Here is the solution that gives the right answer.
length(which(d$var == 0))
the reason you are facing that problem is that in your expression, the condition check does not give FALSE for the NA values, it gives NA instead and when you add the condition as the index, the values which are not FALSE are checked for. in the expression i have given, it checks for which conditions are TRUE and hence you get the right answer.
One way to evaluate this is the inelegant
length(d$var[(d$var == 0) & (!is.na(d$var))])
(or slightly more compactly, sum(d$var==0 & !is.na(d$var)))

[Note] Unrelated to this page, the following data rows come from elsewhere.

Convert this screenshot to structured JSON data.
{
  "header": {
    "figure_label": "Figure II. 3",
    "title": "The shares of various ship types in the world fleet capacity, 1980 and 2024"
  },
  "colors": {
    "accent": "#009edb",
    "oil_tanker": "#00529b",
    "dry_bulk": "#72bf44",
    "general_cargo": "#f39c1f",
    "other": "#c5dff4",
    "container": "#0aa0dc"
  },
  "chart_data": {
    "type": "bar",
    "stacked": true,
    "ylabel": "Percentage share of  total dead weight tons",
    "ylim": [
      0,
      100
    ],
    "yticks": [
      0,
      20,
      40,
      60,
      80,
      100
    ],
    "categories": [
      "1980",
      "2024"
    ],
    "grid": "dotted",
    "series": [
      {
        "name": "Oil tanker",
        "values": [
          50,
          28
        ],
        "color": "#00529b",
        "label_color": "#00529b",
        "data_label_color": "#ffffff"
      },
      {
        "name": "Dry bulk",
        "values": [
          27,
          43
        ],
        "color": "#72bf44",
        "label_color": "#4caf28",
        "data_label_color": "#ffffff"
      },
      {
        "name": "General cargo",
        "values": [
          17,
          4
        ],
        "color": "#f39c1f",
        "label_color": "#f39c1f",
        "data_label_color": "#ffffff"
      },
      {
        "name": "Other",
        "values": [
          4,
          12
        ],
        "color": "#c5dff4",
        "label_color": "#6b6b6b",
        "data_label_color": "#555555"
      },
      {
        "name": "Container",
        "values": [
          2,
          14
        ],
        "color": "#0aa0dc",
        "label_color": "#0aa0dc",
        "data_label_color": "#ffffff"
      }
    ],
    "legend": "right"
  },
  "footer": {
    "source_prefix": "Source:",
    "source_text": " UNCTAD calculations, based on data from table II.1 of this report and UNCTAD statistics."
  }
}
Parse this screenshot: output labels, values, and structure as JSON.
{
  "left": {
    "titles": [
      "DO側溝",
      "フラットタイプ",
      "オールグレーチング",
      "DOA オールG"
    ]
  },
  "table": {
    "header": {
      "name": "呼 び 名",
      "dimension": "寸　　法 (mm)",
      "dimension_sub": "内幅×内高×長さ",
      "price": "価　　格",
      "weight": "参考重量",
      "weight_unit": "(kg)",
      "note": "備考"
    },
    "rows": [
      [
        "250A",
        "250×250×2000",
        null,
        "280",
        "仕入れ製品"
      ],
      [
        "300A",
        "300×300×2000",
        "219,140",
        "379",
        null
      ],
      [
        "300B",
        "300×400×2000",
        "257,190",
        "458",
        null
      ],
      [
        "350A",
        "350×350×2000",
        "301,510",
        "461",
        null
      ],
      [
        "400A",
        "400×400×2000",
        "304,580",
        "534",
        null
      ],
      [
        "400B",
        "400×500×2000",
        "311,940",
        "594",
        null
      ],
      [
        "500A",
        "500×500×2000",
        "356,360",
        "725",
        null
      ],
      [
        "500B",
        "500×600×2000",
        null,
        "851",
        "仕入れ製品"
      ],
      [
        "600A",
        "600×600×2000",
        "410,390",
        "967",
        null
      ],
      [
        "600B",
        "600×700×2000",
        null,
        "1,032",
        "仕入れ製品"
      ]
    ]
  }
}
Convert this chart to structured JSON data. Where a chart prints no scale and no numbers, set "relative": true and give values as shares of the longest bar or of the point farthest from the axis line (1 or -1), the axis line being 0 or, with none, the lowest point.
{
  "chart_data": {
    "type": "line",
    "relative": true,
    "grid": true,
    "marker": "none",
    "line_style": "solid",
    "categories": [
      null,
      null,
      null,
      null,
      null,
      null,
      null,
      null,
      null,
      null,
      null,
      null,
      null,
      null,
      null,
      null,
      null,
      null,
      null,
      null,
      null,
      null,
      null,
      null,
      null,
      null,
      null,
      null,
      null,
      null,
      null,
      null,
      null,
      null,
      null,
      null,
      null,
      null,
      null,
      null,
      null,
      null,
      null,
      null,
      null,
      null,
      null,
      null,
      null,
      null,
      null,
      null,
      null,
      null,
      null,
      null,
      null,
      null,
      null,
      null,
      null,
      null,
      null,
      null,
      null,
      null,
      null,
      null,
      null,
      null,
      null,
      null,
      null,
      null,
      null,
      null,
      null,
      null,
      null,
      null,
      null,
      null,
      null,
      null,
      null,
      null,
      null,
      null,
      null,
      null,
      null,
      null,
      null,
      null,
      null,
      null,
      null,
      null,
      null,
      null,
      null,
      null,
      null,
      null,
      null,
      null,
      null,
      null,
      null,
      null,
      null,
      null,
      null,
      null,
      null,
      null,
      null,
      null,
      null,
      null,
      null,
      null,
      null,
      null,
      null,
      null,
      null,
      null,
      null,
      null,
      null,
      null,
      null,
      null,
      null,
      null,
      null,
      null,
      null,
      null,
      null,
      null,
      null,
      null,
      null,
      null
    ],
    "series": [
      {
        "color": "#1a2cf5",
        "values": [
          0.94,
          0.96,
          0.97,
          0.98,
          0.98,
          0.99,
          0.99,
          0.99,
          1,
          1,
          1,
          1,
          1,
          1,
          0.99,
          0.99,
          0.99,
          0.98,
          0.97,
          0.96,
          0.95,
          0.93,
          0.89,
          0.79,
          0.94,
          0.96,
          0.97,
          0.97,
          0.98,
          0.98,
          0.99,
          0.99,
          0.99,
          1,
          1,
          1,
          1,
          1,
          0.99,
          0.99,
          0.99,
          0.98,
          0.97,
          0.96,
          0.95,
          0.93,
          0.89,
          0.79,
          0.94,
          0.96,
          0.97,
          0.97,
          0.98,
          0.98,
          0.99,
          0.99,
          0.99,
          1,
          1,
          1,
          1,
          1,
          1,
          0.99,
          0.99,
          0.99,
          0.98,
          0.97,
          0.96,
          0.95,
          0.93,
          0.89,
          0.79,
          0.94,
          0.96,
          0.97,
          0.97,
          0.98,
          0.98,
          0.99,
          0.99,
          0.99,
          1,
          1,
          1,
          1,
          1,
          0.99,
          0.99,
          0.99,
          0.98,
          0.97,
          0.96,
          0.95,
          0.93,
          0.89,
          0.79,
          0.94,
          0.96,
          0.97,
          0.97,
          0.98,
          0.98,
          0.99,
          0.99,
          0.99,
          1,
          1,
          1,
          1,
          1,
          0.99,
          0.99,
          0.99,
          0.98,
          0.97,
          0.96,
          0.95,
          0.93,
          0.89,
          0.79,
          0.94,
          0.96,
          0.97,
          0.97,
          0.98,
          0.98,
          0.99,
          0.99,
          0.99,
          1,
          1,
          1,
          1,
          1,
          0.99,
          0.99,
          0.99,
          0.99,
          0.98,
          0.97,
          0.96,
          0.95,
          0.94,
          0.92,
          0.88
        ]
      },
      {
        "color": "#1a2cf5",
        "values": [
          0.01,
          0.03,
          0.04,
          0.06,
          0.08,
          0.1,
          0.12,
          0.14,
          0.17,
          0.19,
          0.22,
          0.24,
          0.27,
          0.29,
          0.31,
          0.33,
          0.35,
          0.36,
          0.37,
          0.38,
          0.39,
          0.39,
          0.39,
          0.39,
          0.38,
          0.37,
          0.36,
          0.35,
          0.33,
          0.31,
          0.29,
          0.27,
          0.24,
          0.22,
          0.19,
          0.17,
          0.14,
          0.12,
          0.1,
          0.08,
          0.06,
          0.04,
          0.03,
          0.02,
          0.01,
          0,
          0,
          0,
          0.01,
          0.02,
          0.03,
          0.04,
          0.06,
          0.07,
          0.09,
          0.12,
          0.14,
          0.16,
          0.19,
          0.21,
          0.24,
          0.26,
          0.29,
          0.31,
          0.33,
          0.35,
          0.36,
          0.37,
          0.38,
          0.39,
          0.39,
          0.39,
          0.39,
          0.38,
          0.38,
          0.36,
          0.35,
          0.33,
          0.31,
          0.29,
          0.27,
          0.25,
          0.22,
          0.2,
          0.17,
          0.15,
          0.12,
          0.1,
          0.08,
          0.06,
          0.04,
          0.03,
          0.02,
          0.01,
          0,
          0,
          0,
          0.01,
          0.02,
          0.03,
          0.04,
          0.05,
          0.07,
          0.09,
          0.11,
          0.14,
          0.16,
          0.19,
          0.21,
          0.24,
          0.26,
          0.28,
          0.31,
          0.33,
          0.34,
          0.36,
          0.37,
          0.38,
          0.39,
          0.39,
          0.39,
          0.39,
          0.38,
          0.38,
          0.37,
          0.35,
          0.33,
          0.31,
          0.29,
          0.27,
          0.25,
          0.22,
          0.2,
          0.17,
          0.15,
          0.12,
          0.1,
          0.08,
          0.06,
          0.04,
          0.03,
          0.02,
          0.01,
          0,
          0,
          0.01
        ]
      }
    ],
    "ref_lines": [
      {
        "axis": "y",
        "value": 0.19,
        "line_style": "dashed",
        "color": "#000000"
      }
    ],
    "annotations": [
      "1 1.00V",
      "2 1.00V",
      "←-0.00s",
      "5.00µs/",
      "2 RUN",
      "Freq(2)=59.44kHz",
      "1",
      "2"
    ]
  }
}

I think your code illustrates some misunderstandings you are having about R syntax. Let's make a compact, reproducible example to illustrate:
d <- data.frame(var=c(7, 0, NA, 0))
As you point out, length(d$var[d$var==0]) will return 3, because NA==0 is evaluated as NA.
When you enclose the value you're looking for in quotation marks, R evaluates it as a string. So length(d$var[d$var == "NA"]) is asking how many elements in d$var are the character string "NA". Since there are no characters "NA" in your data set, you get back the number of values that evaluate to NA (because "NA"==NA evaluates to NA).
In order to answer your last question, look at what d$var[d$var==NA] returns: a vector of NA of the same length as your original vector. Again, any == comparison with NA evaluates to NA. Since all of the comparisons in that expression are to NA, you'll get back a vector of NAs that is the same length as your original vector.